Games come thick and fast in the Championship which can be draining for players physically, but Liam Bridcutt reckons it’s also a good opportunity for teams to get back on track quickly. Phil Hay reports.
If Saturday’s defeat to Barnsley is the start of a test of Leeds United’s backbone, Liam Bridcutt feels ready for it.
The club’s play-off credentials are not in question but a spate of five games in 16 days will demonstrate their ability to last the pace.
United’s loss at Oakwell also underlined what Bridcutt and his head coach, Garry Monk, have been saying for some time: that the difficulty of individual matches will intensify as Leeds go further along the Championship run-in.
Events at Barnsley in the lead-up to Saturday made the South Yorkshire club look vulnerable but their 3-2 win over Leeds said otherwise.
“When we play like that another team are going to have to play well to beat us,” said Barnsley manager Paul Heckingbottom.
It might serve as a useful lesson for Leeds as they tackle a spell of fixtures which looks favourable on paper. Nottingham Forest, who visit Elland Road tomorrow night, have been dragged down by mediocre results and the antics of their owner Fawaz Al-Hasawi. They are 19th in the table and without a manager. Blackburn Rovers, who Leeds meet at Ewood Park next Wednesday, are 23rd. In between, Monk’s side meet non-league Sutton United in the FA Cup’s fourth round on Sunday, a tie in which they are overwhelming favourites.
Next week’s derby at Huddersfield Town is the only fixture in which Leeds can play without undue expectation.
Bridcutt warned before Saturday’s trip to Oakwell that “the higher we sit up the table the harder the games are going to get” and the intensity of that contest made the point for him.
“When you’re at the top of the table teams want to beat you that bit more,” the midfielder said, looking ahead to tomorrow’s meeting with Forest. “They try that little bit harder so we’ve got to adapt to that and look forward to the test.
“This is why you become a footballer. You want to be at the top of your game and to be to at the top of your game you’ve got to be able to handle the pressure of people chasing you all the time. If we want to be at the top of the table at the end of the season then these are the games we need to be winning.”
There were signs of fatigue in Leeds’ performance at Oakwell, not least in Pablo Hernandez who took a heavy blow to one shin midway through the second half and looked shattered in the closing minutes, but the defeat was their first in the Championship for five weeks and only their second since the middle of October.
Monk’s side almost escaped with a point when Kemar Roofe slid a glorious chance wide of a post from point-blank range in injury-time.
Monk, who was again forced to field three right-backs in his back four, blamed defensive weakness for a result which turned on three Barnsley goals in nine minutes either side of half-time. Pontus Jansson will return from suspension to strengthen Leeds in that area tomorrow.

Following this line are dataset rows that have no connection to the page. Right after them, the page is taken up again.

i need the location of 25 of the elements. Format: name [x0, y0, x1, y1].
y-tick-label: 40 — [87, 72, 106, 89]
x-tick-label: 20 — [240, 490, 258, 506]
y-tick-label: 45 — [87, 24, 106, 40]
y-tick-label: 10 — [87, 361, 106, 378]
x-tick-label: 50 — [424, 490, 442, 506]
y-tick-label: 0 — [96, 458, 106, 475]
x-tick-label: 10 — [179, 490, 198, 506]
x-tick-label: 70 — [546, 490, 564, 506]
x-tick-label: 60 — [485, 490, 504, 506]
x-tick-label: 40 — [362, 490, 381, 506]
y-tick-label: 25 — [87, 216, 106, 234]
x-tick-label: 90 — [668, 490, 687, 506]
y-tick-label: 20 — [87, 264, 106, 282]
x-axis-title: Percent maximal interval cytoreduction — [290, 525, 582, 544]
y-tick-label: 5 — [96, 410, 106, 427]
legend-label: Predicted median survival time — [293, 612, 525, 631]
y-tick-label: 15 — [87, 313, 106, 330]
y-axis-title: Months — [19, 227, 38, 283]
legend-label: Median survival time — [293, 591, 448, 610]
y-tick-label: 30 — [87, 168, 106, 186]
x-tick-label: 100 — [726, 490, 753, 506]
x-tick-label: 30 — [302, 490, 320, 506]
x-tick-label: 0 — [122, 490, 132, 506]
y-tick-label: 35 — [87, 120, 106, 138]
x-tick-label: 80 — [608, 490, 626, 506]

Bridcutt, however, said the loss should be viewed with perspective in the midst of an impressive season.
“I think it would be harsh to call people out,” Bridcutt said. “The run we’ve had has been unbelievable.
“The manager knows how to work with the players, he knows how to speak with the players. He came in and said ‘look, it was a bad game but we’re not going to dwell on it’.
“We know it wasn’t a good game for us and we’re not going to make excuses.
“We’ve lost one out of however many so you just look at it and think ‘we need to put this right on Wednesday’.
“This is why I love the Championship, because you’ve always got another game around the corner. I think the boys are looking forward to Wednesday even more now. We know with the stage of the season we’re at that we need to start picking up points. It’s another massive game and a massive test for us but we’re in a great position still.”
If Monk recalls Jansson against Forest, as United’s head coach seems certain to do, the centre-back will reach 22 appearances for the season, allowing Leeds to take up an option to sign him permanently from Italian club Torino.
United insisted on an appearance-related clause as a test of Jansson’s fitness following knee injuries suffered by the Sweden international earlier in his career but Jansson’s conditioning and form has held up superbly since he arrived from Torino on a year-long loan in August.
Leeds will need to pay a fee of around £3.5m to make the move permanent, although the option agreed with Torino would allow them to delay a full-time deal until the end of the season.
Jansson’s agent Martin Dahlin, however, told the YEP that the defender has already agreed the terms of a three-year contract at Elland Road.
The permanent signing of Hernandez from Al-Arabi in Qatar – a transfer completed on January 9 – is Leeds’ only significant transfer deal to date this month but Monk remains hopeful that the club will secure a new striker and winger before the transfer window closes.
Asked if the squad at Elland Road would benefit from additions to it, Bridcutt said: “That’s out of my hands and I don’t have anything to do with it.
“That’s down to the owners and down to the manager and if they feel they need to strengthen the squad then I think they will.”